La desnutrición suele asociarse en el imaginario colectivo a la pobreza o la falta de recursos, pero esta visión es incompleta. Existe otra forma mucho más frecuente y silenciosa: la desnutrición relacionada con la enfermedad (DRE), que afecta a personas que padecen enfermedades agudas o crónicas y que, como consecuencia de su estado de salud, comen menos, pierden peso y masa muscular, y ven reducida su capacidad funcional.
Esta forma de desnutrición también aparece en países con altos niveles de desarrollo, ya que su origen no es la escasez de alimentos, sino el impacto de la enfermedad en el apetito, el metabolismo y la capacidad para alimentarse de manera adecuada.
La DRE es, por tanto, un problema oculto que pasa inadvertido en la mayoría de los casos porque no se incluye en las rutinas clínicas habituales. Aunque muchos profesionales sanitarios son conscientes de la importancia de la nutrición, no siempre se mide ni se registra de manera sistemática el peso, la talla o los cambios corporales de los pacientes. Tampoco es habitual realizar un cribado nutricional al ingreso hospitalario, por lo que la desnutrición solo sale a la luz cuando se llevan a cabo estudios específicos.
Estudio Predyces
Según el estudio Predyces, uno de cada cuatro pacientes hospitalizados en España presenta riesgo de desnutrición al ingreso, y estos pacientes generan un coste sanitario un 50% mayor debido a las complicaciones que presentan y a las estancias más prolongadas.

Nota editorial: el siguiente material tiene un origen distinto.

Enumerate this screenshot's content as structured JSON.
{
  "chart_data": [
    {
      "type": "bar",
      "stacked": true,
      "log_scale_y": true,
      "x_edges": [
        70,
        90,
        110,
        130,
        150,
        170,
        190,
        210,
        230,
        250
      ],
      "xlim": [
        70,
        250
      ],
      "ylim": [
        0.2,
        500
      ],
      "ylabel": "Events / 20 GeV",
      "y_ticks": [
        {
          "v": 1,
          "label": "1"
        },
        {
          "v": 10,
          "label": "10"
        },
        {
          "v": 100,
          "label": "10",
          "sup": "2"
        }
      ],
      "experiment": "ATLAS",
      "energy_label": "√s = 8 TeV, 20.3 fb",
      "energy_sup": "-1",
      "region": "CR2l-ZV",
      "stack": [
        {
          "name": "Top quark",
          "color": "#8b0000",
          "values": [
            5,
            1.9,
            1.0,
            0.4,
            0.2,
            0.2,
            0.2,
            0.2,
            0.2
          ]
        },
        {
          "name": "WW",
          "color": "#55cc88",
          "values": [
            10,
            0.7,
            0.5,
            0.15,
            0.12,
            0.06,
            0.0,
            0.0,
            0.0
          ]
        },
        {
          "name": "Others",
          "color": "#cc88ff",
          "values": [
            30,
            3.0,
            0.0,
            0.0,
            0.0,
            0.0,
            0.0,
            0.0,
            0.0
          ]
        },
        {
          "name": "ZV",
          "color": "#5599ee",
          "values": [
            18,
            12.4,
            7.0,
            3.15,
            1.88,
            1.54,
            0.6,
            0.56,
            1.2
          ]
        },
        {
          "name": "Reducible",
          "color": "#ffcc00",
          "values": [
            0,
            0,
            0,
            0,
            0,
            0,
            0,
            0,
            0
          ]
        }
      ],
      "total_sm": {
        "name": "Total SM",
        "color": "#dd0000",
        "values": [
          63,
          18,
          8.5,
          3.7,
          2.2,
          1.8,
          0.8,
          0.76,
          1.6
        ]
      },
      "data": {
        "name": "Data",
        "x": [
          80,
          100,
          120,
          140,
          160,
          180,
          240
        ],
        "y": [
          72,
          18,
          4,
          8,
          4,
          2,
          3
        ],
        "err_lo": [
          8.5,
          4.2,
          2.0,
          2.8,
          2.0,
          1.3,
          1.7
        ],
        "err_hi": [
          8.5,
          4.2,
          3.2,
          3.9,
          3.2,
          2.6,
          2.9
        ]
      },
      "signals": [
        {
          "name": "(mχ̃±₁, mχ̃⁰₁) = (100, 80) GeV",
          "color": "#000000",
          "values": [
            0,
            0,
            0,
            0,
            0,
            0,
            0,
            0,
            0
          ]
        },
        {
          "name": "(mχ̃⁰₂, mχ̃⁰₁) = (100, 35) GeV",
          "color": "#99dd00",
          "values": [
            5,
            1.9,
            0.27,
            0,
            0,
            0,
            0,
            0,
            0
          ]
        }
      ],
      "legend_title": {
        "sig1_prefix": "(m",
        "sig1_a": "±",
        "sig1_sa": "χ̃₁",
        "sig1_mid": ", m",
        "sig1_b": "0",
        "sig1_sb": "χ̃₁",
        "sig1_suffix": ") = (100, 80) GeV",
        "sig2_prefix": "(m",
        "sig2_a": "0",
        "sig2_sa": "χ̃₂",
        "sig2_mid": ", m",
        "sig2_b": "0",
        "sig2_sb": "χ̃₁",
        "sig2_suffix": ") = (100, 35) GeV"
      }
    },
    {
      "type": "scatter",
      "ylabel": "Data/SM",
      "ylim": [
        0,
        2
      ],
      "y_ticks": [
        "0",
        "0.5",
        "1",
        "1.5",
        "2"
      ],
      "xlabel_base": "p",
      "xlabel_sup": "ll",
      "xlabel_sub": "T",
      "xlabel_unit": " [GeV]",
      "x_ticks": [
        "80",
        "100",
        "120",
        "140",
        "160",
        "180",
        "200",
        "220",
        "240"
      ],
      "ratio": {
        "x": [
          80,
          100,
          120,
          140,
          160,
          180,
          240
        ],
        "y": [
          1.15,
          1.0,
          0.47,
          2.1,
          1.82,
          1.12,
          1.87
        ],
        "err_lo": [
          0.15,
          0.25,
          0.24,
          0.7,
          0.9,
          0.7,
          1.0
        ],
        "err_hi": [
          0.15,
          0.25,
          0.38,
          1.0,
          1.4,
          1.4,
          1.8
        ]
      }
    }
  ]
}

El problema no solo aparece al ingresar, sino que también puede empeorar durante la hospitalización. La enfermedad afecta al apetito y al gasto energético. Si a esto se suman circunstancias organizativas, como horarios de comida interrumpidos por pruebas médicas, falta de seguimiento de lo que consume el paciente o ausencia de registros adecuados, se comprende fácilmente por qué muchos enfermos pierden peso en el hospital. Alrededor de un 10% de los pacientes ven deteriorarse su estado nutricional durante su estancia. Es una situación paradójica, pese a disponer de recursos médicos avanzados, un factor tan básico como la alimentación sigue sin recibir la atención que merece.
No obstante, la desnutrición relacionada con la enfermedad no afecta a todos por igual. Las personas mayores, especialmente las que viven solas o en residencias, son más vulnerables. También tienen un riesgo elevado los pacientes que ingresan por urgencias y aquellos con enfermedades oncológicas, respiratorias, cardiovasculares o digestivas.
Cribados sencillos
La buena noticia es que prevenir y tratar la DRE es posible y no supone un gasto elevado. Existen herramientas de cribado muy sencillas que permiten identificar rápidamente a los pacientes en riesgo. Una vez identificados, se puede llevar a cabo una valoración más exhaustiva y diseñar un plan de intervención que puede incluir desde la modificación de la dieta habitual hasta el uso de suplementos nutricionales o nutrición artificial en los casos más graves.
Lo fundamental es monitorizar la evolución del paciente, registrar las intervenciones y garantizar la continuidad del tratamiento cuando el paciente pasa de un nivel asistencial a otro. Por ejemplo, del hospital a la atención primaria o a un centro residencial.
Casos prácticos
Algunos países ya han dado pasos importantes en este sentido. En Holanda, por ejemplo, la evaluación nutricional al ingreso es un indicador de calidad obligatorio para los hospitales, por lo que más del 80% de los pacientes son evaluados en las primeras 24 horas. En España, la iniciativa Alianza Másnutridos, que reúne a sociedades científicas, profesionales y organizaciones de pacientes, tiene como objetivo dar visibilidad a la desnutrición relacionada con la enfermedad y promover protocolos asistenciales que faciliten su detección y tratamiento.
Incorporar la nutrición como un elemento esencial de la atención sanitaria requiere un cambio cultural. Actuaciones sencillas, como incluir siempre el peso, la talla y los cambios recientes de peso en los informes clínicos, podrían suponer un enorme avance. La desnutrición relacionada con la enfermedad no es inevitable, detectarla y tratarla de forma temprana mejora la recuperación, reduce las complicaciones y contribuye a un uso más eficiente de los recursos sanitarios.